James Abrahams QC appeared on behalf of the Defendants in this appeal.
The case concerned three mobile telecommunications patents (“659”, “525” and “511”) that the Claimant had declared were essential to the Universal Mobile Telecommunications System standard. Arnold J at first instance (in separate judgments for each patent) held that 659 was invalid but that 525 and 511 were valid. The Claimant appealed against the decision that 659 was invalid, contending that the Judge had erred in excluding commercial considerations. The Defendants appealed against the decisions that 525 and 511 were valid. In relation to 659, the Court of Appeal held that if the claimed invention would be arrived at by the skilled person, there was no further hurdle to be crossed concerning whether the invention would be perceived as likely to lead to sufficient commercial success to make its manufacture worthwhile. The Court of Appeal found that Arnold J had therefore been fully entitled to find the patent invalid.

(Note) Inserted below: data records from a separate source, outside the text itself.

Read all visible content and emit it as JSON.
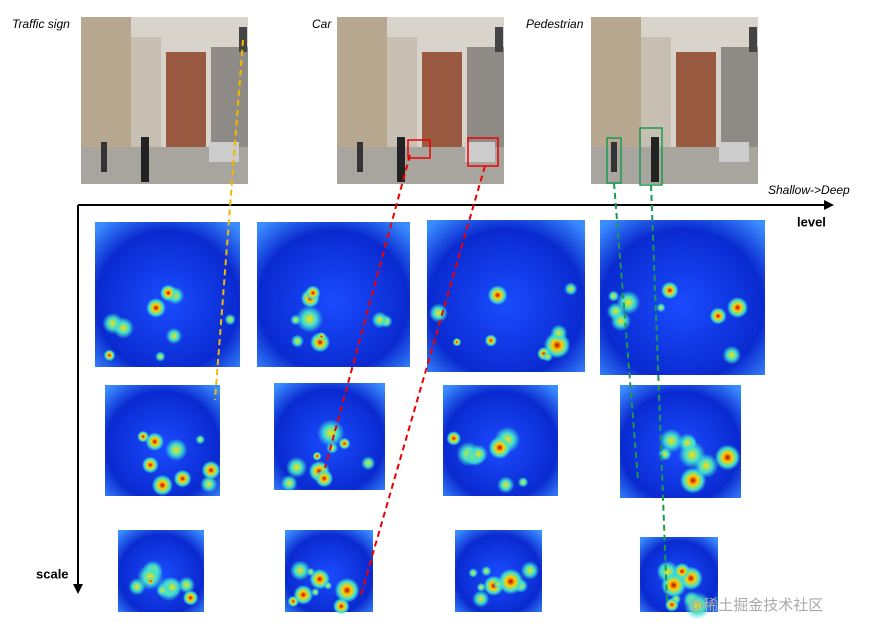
{
  "photos": [
    {
      "label": "Traffic sign"
    },
    {
      "label": "Car"
    },
    {
      "label": "Pedestrian"
    }
  ],
  "axes": {
    "horizontal_note": "Shallow->Deep",
    "horizontal": "level",
    "vertical": "scale"
  },
  "watermark": "@稀土掘金技术社区"
}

Regarding 525, the Court of Appeal held that as the Judge’s reasoning displayed no error of principle there was no justification for disturbing his conclusion that 525 was not obvious.
Regarding 511, although the Court of Appeal interpreted the disputed paragraph of the relevant prior art differently to the Judge, their interpretation did not render the patent obvious over the disclosure.
The appeals were therefore dismissed.